Throughout this music, Shilonosova uses her voice to tie knots in multiple languages. She tilts from Russian to English in the course of one track, then on to French in another. On “Lu Na”, she entangles her own voice with the oblique spoken Japanese of collaborator Nami Soto over a thumping beat and frolicking synthesisers. It’s deliciously disorientating. On “Not Not Not”, she teeters close to scat singing, while on “Sayonara” she rolls around the title gleefully. The last time that the word “sayonara” rebounded through my head for days was thanks to Sosuke’s similarly expressive delivery in Studio Ghibli’s Ponyo. For Shilonosova, meanwhile, it is a simple, one-word kiss-off. But language and lyrics are more of a means than an end for the artist. “I want the listener to imagine their own situation, their own mood, to perceive their own reality,” she says. “The words are an additional, abstract layer, but the music dictates the rules.”

Across all of her solo work so far, Shilosonova has remained in dialogue with other collaborators, significantly members of Glintshake, who have recorded and toured her material. “It’s super important to have the opportunity to work with others, and they are the people I like to play with most.
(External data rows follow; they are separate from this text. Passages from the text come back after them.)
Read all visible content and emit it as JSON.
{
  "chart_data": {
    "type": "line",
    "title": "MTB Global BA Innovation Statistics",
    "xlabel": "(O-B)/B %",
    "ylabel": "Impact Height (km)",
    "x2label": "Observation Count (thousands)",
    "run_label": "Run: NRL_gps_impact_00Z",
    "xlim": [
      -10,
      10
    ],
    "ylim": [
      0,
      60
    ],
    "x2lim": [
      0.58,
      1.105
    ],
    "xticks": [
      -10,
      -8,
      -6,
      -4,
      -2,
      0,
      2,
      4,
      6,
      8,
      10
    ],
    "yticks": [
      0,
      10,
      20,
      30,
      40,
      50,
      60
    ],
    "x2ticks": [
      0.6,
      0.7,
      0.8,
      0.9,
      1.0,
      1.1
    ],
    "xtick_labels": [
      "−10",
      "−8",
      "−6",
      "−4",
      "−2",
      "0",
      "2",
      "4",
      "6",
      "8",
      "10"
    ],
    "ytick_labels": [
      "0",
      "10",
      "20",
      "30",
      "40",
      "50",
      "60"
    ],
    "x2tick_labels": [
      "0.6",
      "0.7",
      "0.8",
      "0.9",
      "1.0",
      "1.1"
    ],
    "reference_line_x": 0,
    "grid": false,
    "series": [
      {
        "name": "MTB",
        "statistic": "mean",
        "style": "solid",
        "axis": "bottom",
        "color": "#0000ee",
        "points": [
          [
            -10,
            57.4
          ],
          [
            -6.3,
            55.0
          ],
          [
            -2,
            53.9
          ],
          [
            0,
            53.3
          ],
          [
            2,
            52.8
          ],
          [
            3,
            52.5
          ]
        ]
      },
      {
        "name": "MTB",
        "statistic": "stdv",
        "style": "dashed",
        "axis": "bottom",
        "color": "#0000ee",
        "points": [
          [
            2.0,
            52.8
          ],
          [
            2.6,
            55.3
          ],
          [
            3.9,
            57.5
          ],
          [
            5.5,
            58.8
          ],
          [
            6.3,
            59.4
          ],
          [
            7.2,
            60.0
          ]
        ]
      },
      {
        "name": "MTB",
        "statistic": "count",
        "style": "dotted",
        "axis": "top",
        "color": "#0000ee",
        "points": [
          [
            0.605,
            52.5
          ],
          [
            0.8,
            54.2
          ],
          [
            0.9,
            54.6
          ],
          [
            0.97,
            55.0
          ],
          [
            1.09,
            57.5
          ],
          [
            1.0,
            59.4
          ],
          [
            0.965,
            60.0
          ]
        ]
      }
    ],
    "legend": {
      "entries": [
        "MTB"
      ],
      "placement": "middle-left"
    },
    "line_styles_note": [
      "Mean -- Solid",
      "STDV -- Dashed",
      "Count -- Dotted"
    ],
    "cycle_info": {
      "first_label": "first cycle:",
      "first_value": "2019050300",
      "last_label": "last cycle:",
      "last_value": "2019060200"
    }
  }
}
The level of understanding is insane,” she says. Her Glintshake bandmate Jenya Gorbunov plays the record’s unusually prominent, rubbery, propulsive basslines, a stand out component on “Plans” and much of the album. On “Ça Commence Par” it comes together with percussion to become almost carnivalesque.
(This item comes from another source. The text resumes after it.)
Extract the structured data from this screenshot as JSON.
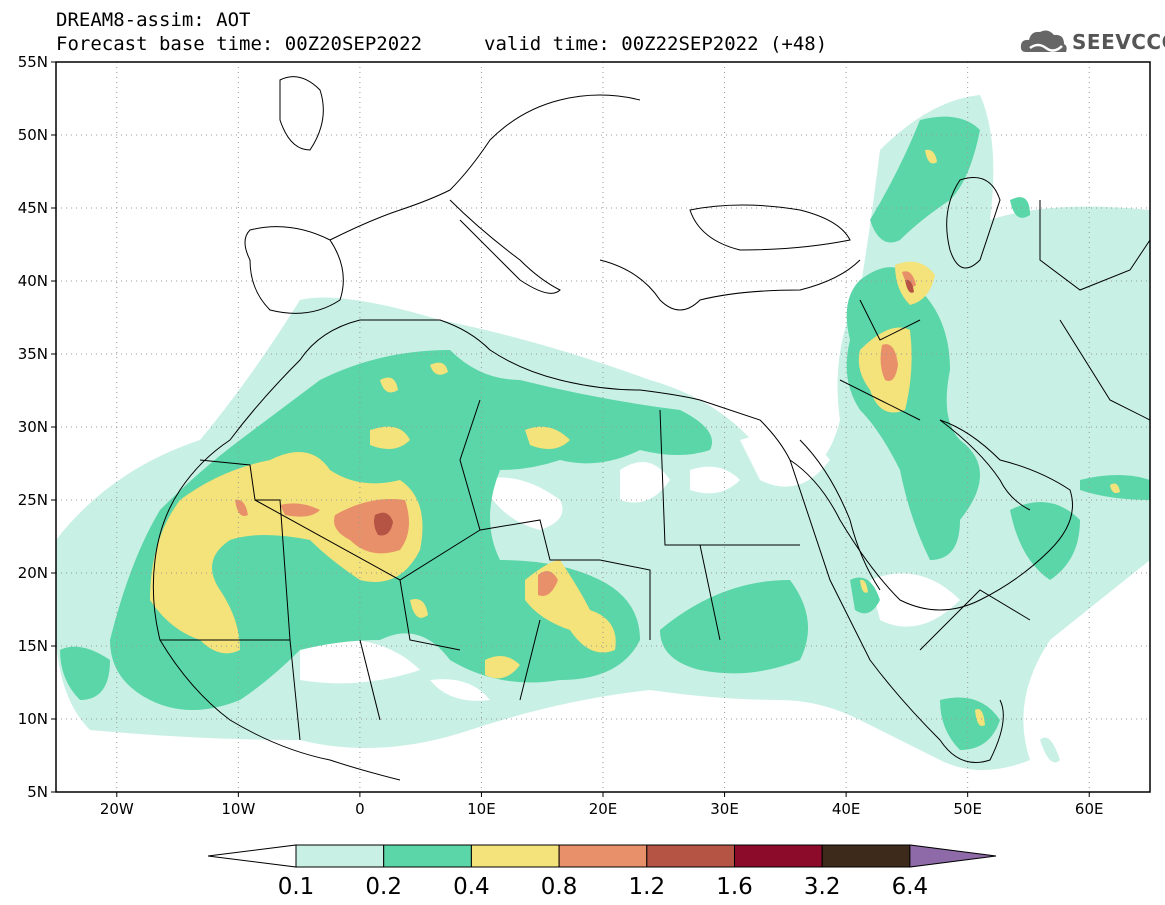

A far cry from the comparatively austere для FOR, Room for the Moon is a thoroughly accessible work, combining this desire to dance and sing with her willingness to experiment on the fringes. It also combines with her love of 80s signifiers, from Western synth-pop to, again, her beloved Japanese city pop. She puts her reverence for the latter down somewhat to the similar compositional patterns found in Japanese music and the traditional songs she absorbed at home in her native Russian region of Tartarstan. “When you’re growing up and you listen to this kind of music, and you even study it in school, it affects you a lot,” she says. “When I listen to Japanese music, I feel like I’m at home.”

Image: Johnathan Miles

Image: Johnathan Miles

But while hints of heritage and the structural integrity of her music points to Shilonosova’s high art leanings, Room for the Moon is just as preoccupied with something more base. At its peak, the slick maximalist sheen of Japanese city pop garnered little respect, and at its worst was dismissed and derided. Yet Shilonosova says the “goofy, crazy, free, inauthentic, imperfect”-ness of both the genre, and of much of the 80s — the shoulder pads, the bouffant hair; its artificiality and humour — is just as aesthetically inspiring for her. It means where для FOR was domestic and rooted in Shilonosova’s present, Room for the Moon is multi-cultural, borderless, both esoteric and populist.
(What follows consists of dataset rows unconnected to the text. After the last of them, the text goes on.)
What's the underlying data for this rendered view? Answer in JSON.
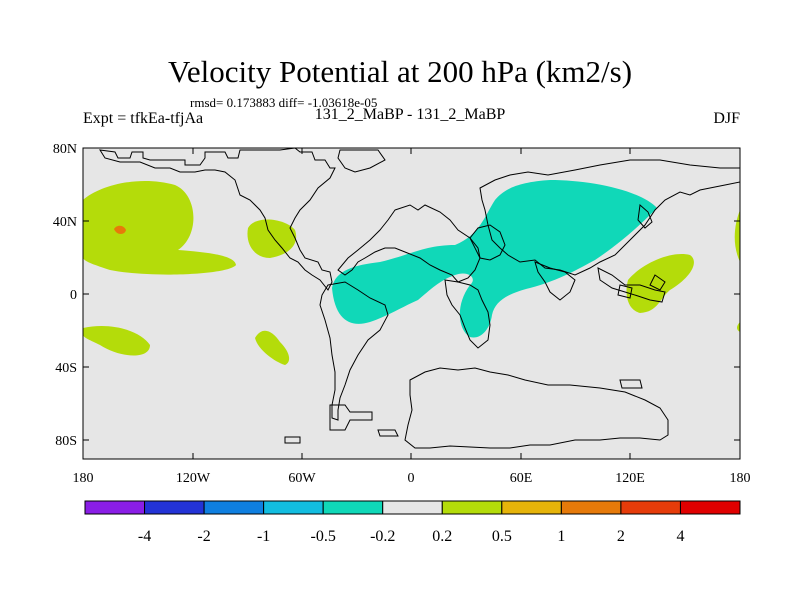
{
  "title": "Velocity Potential at 200 hPa (km2/s)",
  "stats": "rmsd= 0.173883 diff= -1.03618e-05",
  "experiment": "Expt = tfkEa-tfjAa",
  "runs": "131_2_MaBP - 131_2_MaBP",
  "season": "DJF",
  "axes": {
    "lat_ticks": [
      "80N",
      "40N",
      "0",
      "40S",
      "80S"
    ],
    "lon_ticks": [
      "180",
      "120W",
      "60W",
      "0",
      "60E",
      "120E",
      "180"
    ]
  },
  "colorbar": {
    "labels": [
      "-4",
      "-2",
      "-1",
      "-0.5",
      "-0.2",
      "0.2",
      "0.5",
      "1",
      "2",
      "4"
    ],
    "colors": [
      "#8a1ee6",
      "#2333d6",
      "#0f7fe0",
      "#12bde0",
      "#10d8b8",
      "#e6e6e6",
      "#b4dc0a",
      "#e6b40a",
      "#e67a0a",
      "#e63c0a",
      "#e00000"
    ]
  },
  "colors": {
    "background": "#e6e6e6",
    "positive_low": "#b4dc0a",
    "negative_low": "#10d8b8",
    "positive_mid": "#e67a0a",
    "coastline": "#000000"
  }
}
In the comments that accompany the album, it notes that many of the album’s songs were born of “unlived memories”. It’s a reference to the impact of Shilonosova’s mother, who raised her on kids’ movies from the 70s and 80s — a second hand nostalgia. When Shilonosova was overcome with sudden feelings of loneliness, she reached back inside herself to find these childhood moments of comfort. “My mother created a magical world for me growing up. It went straight to my core. When I was alone, I couldn’t bring myself to go outside, so I travelled deep inside myself. I was figuring out everything that would make myself happy, and find this happiness in very simple things. I think lots of people are going through something similar just now.”

With no indication of when she will be able to tour the album, Shilonosova, like most people, is stuck. “I love Moscow with all my heart, but with this quarantine, I feel like I’m living somewhere in between,” she says, stumbling a little. “The political atmosphere has been dark and Moscow is full of enthusiastic and artistic people who really want to do something good for the country, for the city, for the scene. But being an artist here is a struggle; so is being Russian. It’s unpredictable. I cannot even say what is normal right now. It’s intense. It must be for everyone. I feel like Alice falling down the rabbit hole — something is happening but you cannot see the bottom.”

Room for the Moon is released on 12 June via RVNG Intl.